По подобным встречам Норман скучал больше всего. По ту сторону у него были знакомые, но такого чувства общности и дружбы он не испытывал среди них никогда. Здесь всех объединяли общие невзгоды. У всех был один и тот же враг, одни и те же взгляды. Несколько человек, которые доверяли друг другу, поскольку все остальное время пребывали в одиночестве и страхе. Никто не спрашивал: «Ну, что у тебя слышно?» Здесь разговоры становились продолжениями того, о чем не договорили в прошлую встречу. Скажем, пять лет назад.
Они сидели за большим столом, который Вождь соорудил из листов толстой фанеры, положенных на складные козлы.
– Правду говорят, будто появился дух Викинга?
– Привет, Вальди! Что ты там принес? Керосин?
– Это знаменитый белостокский самогон!
– Можешь выкинуть! Сегодня пьем «Выборовую», как лорды! Викинг привез. От твоей бормотухи ослепнуть можно.
– А ну, убери лапы! Самогон для Викинга, чтобы помнил о своих корнях.
– Спасибо… Тронут.
После нескольких стопок разговоры на бытовые темы исчерпались.

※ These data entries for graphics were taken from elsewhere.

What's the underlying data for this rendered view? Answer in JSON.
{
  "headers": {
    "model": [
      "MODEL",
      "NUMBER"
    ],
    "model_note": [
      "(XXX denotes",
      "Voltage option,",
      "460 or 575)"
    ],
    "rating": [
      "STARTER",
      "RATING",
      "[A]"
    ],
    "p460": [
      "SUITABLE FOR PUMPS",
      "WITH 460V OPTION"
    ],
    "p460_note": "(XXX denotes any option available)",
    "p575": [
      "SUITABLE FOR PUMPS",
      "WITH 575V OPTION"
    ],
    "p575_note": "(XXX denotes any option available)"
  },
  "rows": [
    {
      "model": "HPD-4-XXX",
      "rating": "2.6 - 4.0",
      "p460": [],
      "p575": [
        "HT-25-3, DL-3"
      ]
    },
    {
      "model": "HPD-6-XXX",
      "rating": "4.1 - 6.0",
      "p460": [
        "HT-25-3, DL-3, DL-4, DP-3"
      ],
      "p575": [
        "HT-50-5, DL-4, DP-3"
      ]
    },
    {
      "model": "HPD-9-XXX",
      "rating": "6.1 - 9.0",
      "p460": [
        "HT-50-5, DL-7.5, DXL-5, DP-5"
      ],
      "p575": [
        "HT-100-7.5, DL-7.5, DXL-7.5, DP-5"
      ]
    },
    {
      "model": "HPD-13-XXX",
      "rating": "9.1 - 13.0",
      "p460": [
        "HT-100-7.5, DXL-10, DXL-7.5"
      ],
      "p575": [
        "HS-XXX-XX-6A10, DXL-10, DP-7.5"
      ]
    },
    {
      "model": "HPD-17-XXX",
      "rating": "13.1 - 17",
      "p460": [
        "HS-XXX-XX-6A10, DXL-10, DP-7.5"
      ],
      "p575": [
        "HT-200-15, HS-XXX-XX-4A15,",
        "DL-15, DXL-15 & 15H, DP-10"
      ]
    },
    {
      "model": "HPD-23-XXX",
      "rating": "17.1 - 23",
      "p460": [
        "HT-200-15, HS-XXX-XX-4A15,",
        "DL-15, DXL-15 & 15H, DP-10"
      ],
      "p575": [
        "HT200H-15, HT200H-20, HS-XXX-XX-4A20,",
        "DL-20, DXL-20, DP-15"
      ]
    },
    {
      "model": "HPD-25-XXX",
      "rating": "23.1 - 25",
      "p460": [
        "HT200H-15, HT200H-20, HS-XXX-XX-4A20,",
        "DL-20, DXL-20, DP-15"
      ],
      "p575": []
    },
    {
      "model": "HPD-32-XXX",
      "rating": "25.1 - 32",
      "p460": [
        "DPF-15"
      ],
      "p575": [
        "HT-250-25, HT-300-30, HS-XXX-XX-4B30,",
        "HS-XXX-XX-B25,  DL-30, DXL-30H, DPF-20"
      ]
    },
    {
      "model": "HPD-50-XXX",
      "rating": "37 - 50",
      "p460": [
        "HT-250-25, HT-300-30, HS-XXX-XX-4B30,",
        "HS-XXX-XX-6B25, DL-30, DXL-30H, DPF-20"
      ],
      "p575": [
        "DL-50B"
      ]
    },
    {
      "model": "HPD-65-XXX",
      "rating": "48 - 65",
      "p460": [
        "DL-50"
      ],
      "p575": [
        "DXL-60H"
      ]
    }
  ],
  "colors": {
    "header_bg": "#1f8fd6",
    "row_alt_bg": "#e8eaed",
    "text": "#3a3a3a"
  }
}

Начали вспоминать приятелей. Чем-то это напоминало перечисление имен павших – те, кто эмигрировал, по сути, перестали существовать. Единственным известным всем исключением был Норман, старавшийся любой ценой навещать Зону. Остальные предпочитали забыть о ней раз и навсегда. Кто-то стал напевать: «Что случилось с нашим классом…»
– Слушай, тут уже такое дерьмо пошло, что… Зачем ты сюда приезжаешь?
– А почему, собственно, вы сами не уехали?
– Не каждый настолько сумасшедший, как ты. Стукнет тебе восемнадцать, и приходится решать, как дальше жить. Без профессии, с голой жопой, без работы, денег… Мы повелись на бесплатное образование. И теперь, естественно, можем уехать, как только отдадим по пять тысяч евро за каждый учебный год. А я, дурак, радовался, что без экзаменов… А зарабатываем мы… Дядька, сколько мы зарабатываем?